Most people live in houses in which pipes are used for the plumbing, the central heating, the sewage system and for the gas supply. These domestic pipe systems are typical of the pipe systems used in general engineering and they can usefully be examined by anyone not familiar with pipe work. The pipes are, almost without exception, circular in cross-section and they are made of metal, (usually copper, steel or less frequently now, lead,) of plastic or of earthenware. The sewage pipes operate intermittently and, when they do, they function like a channel in that the waste runs along the bottom of the pipe. Normally the plumbing pipes and central heating pipes are full of water and the gas pipes are full of gas. This chapter is about pipes that, in operation, are full of fluid. Pipes that do not run full will be dealt with in the chapter on flow in channels. When studying the pipe systems in dwellings it should be realised that they will have been installed by plumbers and not by engineers. The sizes of the pipes will have been chosen from a limited range of available sizes by arbitrary rules that generally mean that the pipes are larger than is strictly necessary. The routing of the pipes may be dictated by the force of circumstance or be chosen either for the minimum cost or to be unobtrusive.
It will also be evident that the pipe work is made up of straight lengths of pipe that are joined together with manufactured fittings. It is the cost of these fittings that leads us to use a limited range of pipe sizes.

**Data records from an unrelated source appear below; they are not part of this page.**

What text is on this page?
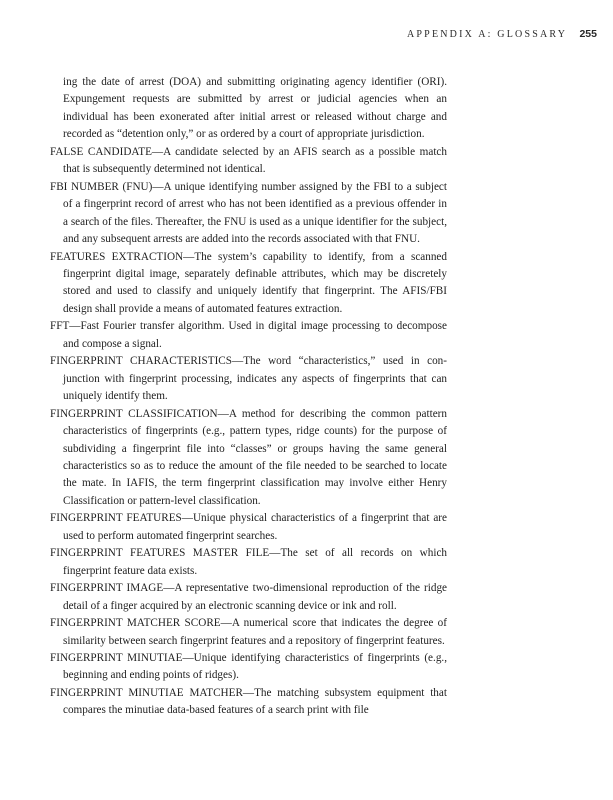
APPENDIX A: GLOSSARY 255

ing the date of arrest (DOA) and submitting originating agency identifier (ORI). Expungement requests are submitted by arrest or judicial agencies when an individual has been exonerated after initial arrest or released without charge and recorded as “detention only,” or as ordered by a court of appropriate jurisdiction.

FALSE CANDIDATE—A candidate selected by an AFIS search as a possible match that is subsequently determined not identical.

FBI NUMBER (FNU)—A unique identifying number assigned by the FBI to a subject of a fingerprint record of arrest who has not been identified as a previous offender in a search of the files. Thereafter, the FNU is used as a unique identifier for the subject, and any subsequent arrests are added into the records associated with that FNU.

FEATURES EXTRACTION—The system’s capability to identify, from a scanned fingerprint digital image, separately definable attributes, which may be discretely stored and used to classify and uniquely identify that fingerprint. The AFIS/FBI design shall provide a means of automated features extraction.

FFT—Fast Fourier transfer algorithm. Used in digital image processing to decompose and compose a signal.

FINGERPRINT CHARACTERISTICS—The word “characteristics,” used in conjunction with fingerprint processing, indicates any aspects of fingerprints that can uniquely identify them.

FINGERPRINT CLASSIFICATION—A method for describing the common pattern characteristics of fingerprints (e.g., pattern types, ridge counts) for the purpose of subdividing a fingerprint file into “classes” or groups having the same general characteristics so as to reduce the amount of the file needed to be searched to locate the mate. In IAFIS, the term fingerprint classification may involve either Henry Classification or pattern-level classification.

FINGERPRINT FEATURES—Unique physical characteristics of a fingerprint that are used to perform automated fingerprint searches.

FINGERPRINT FEATURES MASTER FILE—The set of all records on which fingerprint feature data exists.

FINGERPRINT IMAGE—A representative two-dimensional reproduction of the ridge detail of a finger acquired by an electronic scanning device or ink and roll.

FINGERPRINT MATCHER SCORE—A numerical score that indicates the degree of similarity between search fingerprint features and a repository of fingerprint features.

FINGERPRINT MINUTIAE—Unique identifying characteristics of fingerprints (e.g., beginning and ending points of ridges).

FINGERPRINT MINUTIAE MATCHER—The matching subsystem equipment that compares the minutiae data-based features of a search print with file
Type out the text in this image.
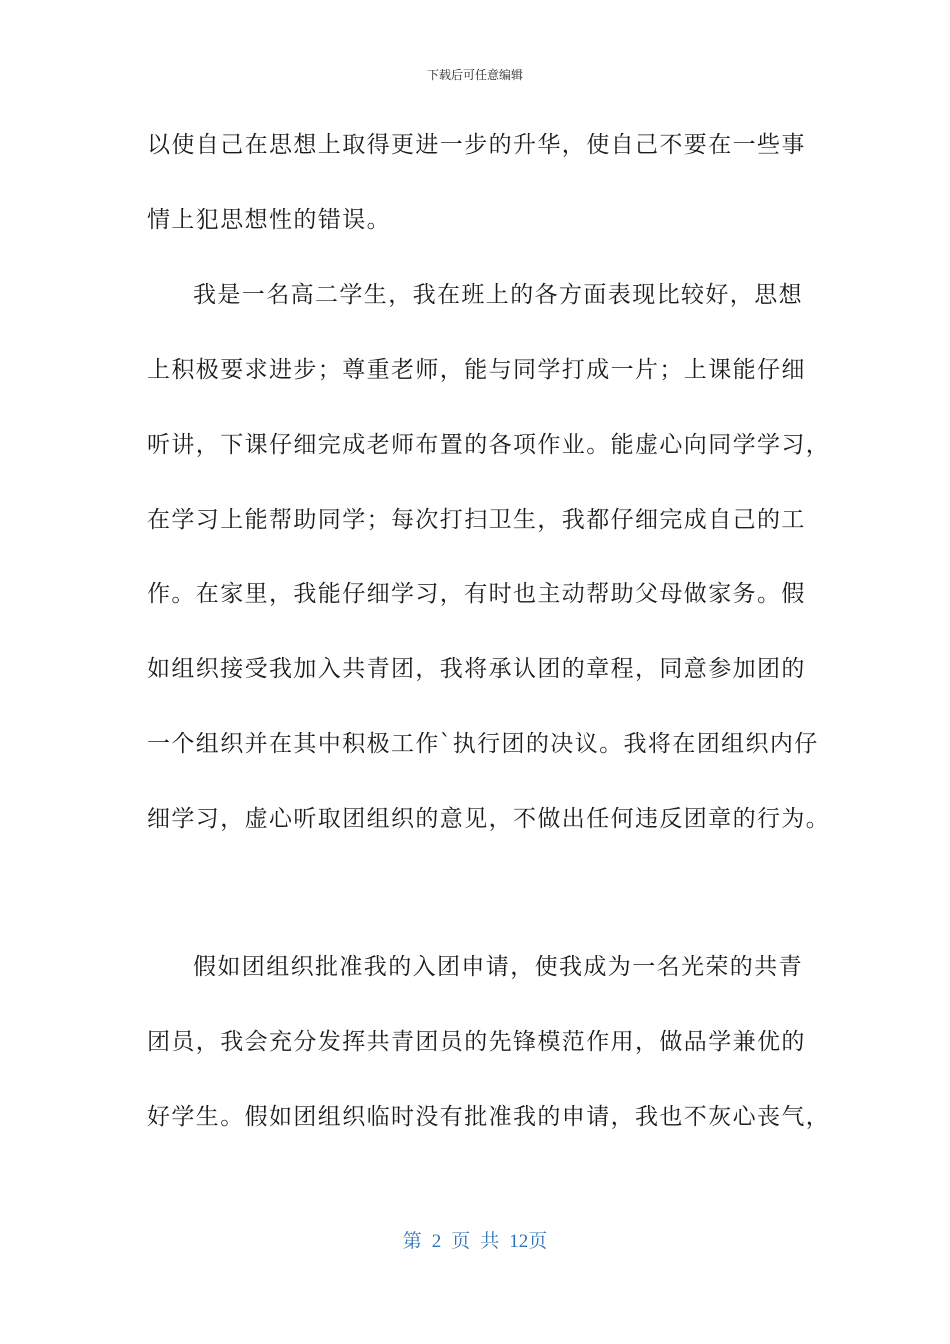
下载后可任意编辑
以使自己在思想上取得更进一步的升华，使自己不要在一些事
情上犯思想性的错误。
我是一名高二学生，我在班上的各方面表现比较好，思想
上积极要求进步；尊重老师，能与同学打成一片；上课能仔细
听讲，下课仔细完成老师布置的各项作业。能虚心向同学学习，
在学习上能帮助同学；每次打扫卫生，我都仔细完成自己的工
作。在家里，我能仔细学习，有时也主动帮助父母做家务。假
如组织接受我加入共青团，我将承认团的章程，同意参加团的
一个组织并在其中积极工作`执行团的决议。我将在团组织内仔
细学习，虚心听取团组织的意见，不做出任何违反团章的行为。
假如团组织批准我的入团申请，使我成为一名光荣的共青
团员，我会充分发挥共青团员的先锋模范作用，做品学兼优的
好学生。假如团组织临时没有批准我的申请，我也不灰心丧气，
第 2 页 共 12页
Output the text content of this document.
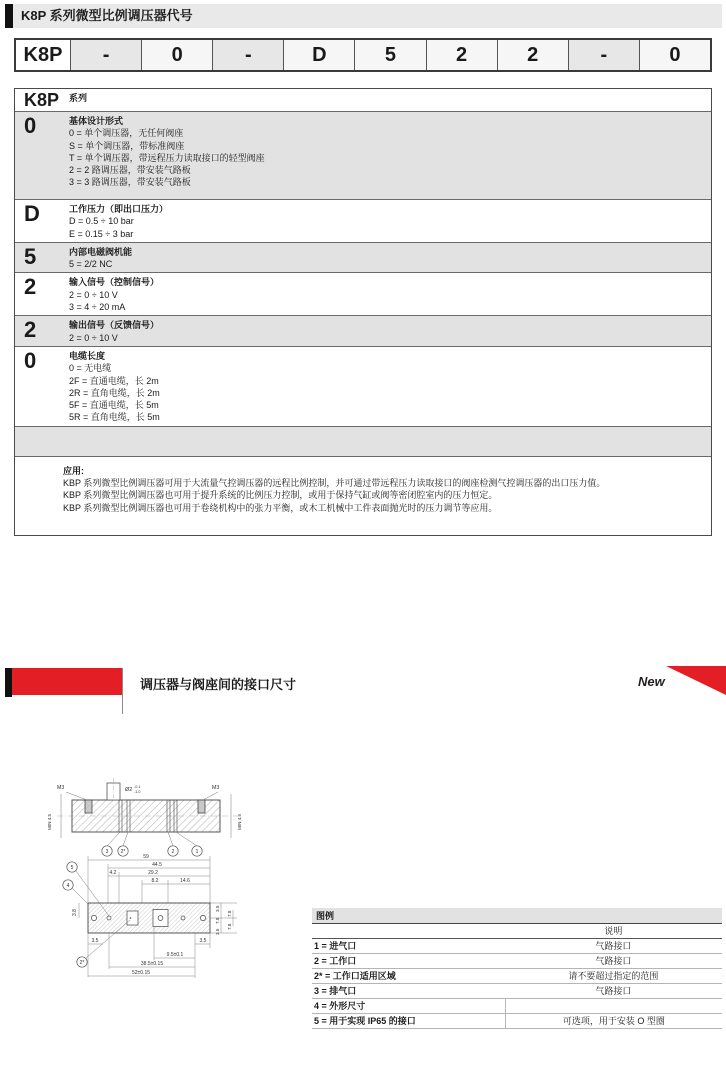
K8P 系列微型比例调压器代号
K8P	-	0	-	D	5	2	2	-	0
K8P	系列
0	基体设计形式
0 = 单个调压器，无任何阀座
S = 单个调压器，带标准阀座
T = 单个调压器，带远程压力读取接口的轻型阀座
2 = 2 路调压器，带安装气路板
3 = 3 路调压器，带安装气路板
D	工作压力（即出口压力）
D = 0.5 ÷ 10 bar
E = 0.15 ÷ 3 bar
5	内部电磁阀机能
5 = 2/2 NC
2	输入信号（控制信号）
2 = 0 ÷ 10 V
3 = 4 ÷ 20 mA
2	输出信号（反馈信号）
2 = 0 ÷ 10 V
0	电缆长度
0 = 无电缆
2F = 直通电缆，长 2m
2R = 直角电缆，长 2m
5F = 直通电缆，长 5m
5R = 直角电缆，长 5m
应用:
KBP 系列微型比例调压器可用于大流量气控调压器的远程比例控制，并可通过带远程压力读取接口的阀座检测气控调压器的出口压力值。
KBP 系列微型比例调压器也可用于提升系统的比例压力控制，或用于保持气缸或阀等密闭腔室内的压力恒定。
KBP 系列微型比例调压器也可用于卷绕机构中的张力平衡，或木工机械中工件表面抛光时的压力调节等应用。
调压器与阀座间的接口尺寸	New
M3	M3
Ø2 -0.1
-1.0
MIN 4.5	MIN 4.5
3 2*	2	1
59
44.5
4.2	29.2
8.2	14.6
3.8
3.5
7.8
3.5
7.8
7.8
3.5	3.5
9.5±0.1
38.5±0.15
52±0.15
5
4
2*
图例
说明
1 = 进气口	气路接口
2 = 工作口	气路接口
2* = 工作口适用区域	请不要超过指定的范围
3 = 排气口	气路接口
4 = 外形尺寸
5 = 用于实现 IP65 的接口	可选项，用于安装 O 型圈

The cost of making such fittings and holding them in stock ready for use, would be quite prohibitive if there was no standardisation of pipe sizes and if the commonly used pipes were not limited to a relatively few standard sizes. Typically, in Great Britain, these diameters are, for domestic copper pipes, 6, 10, 15, 22, 28, and 35 mm. These have bores of approximately 1/4², 3/8², 1/2², 3/4², 1², and 1 25² inch and were adopted at the time of metrication. Pipe sizes go on up to very large diameters but normally to about 6 feet.
Of course, for general engineering, a wide range of pipes is available, but as in domestic plumbing, fittings are held for only a relatively few preferred sizes. It should be remembered that, in equipment like heat exchangers and boilers, pipes are not joined by fittings and the size of pipe and the thickness of the wall may be important to the successful operation of the equipment. Then it may be convenient to use non-preferred sizes. This all means that, where the diameter of a pipe has to be chosen for some purpose in engineering, the preferred choice is normally made from those pipe sizes for which fittings can be purchased. This will be seen to be most important to us.
We know from our work on friction in fluids that we must expect a friction loss when a liquid flows in a pipe. It is known that the friction loss in pipes is partly dependent on the character of the internal finish of the pipe and that in turn depends on the way in which the pipe is made. Copper pipes are made by drawing, most steel pipes are made by rolling from sheet and electric welding, and plastic pipes are made by extrusion through dies. Larger pipes are often made of cast iron and concrete and these are made by spinning during setting, in horizontal moulds and very large pipes, such as underground aqueducts, are usually made by lining tunnels with steel rings or shaped blocks of concrete and spraying the inside surface with bitumen. This means that the number of surfaces of new pipes is relatively few but, of course, pipes do not always retain their manufactured finish especially when conveying water.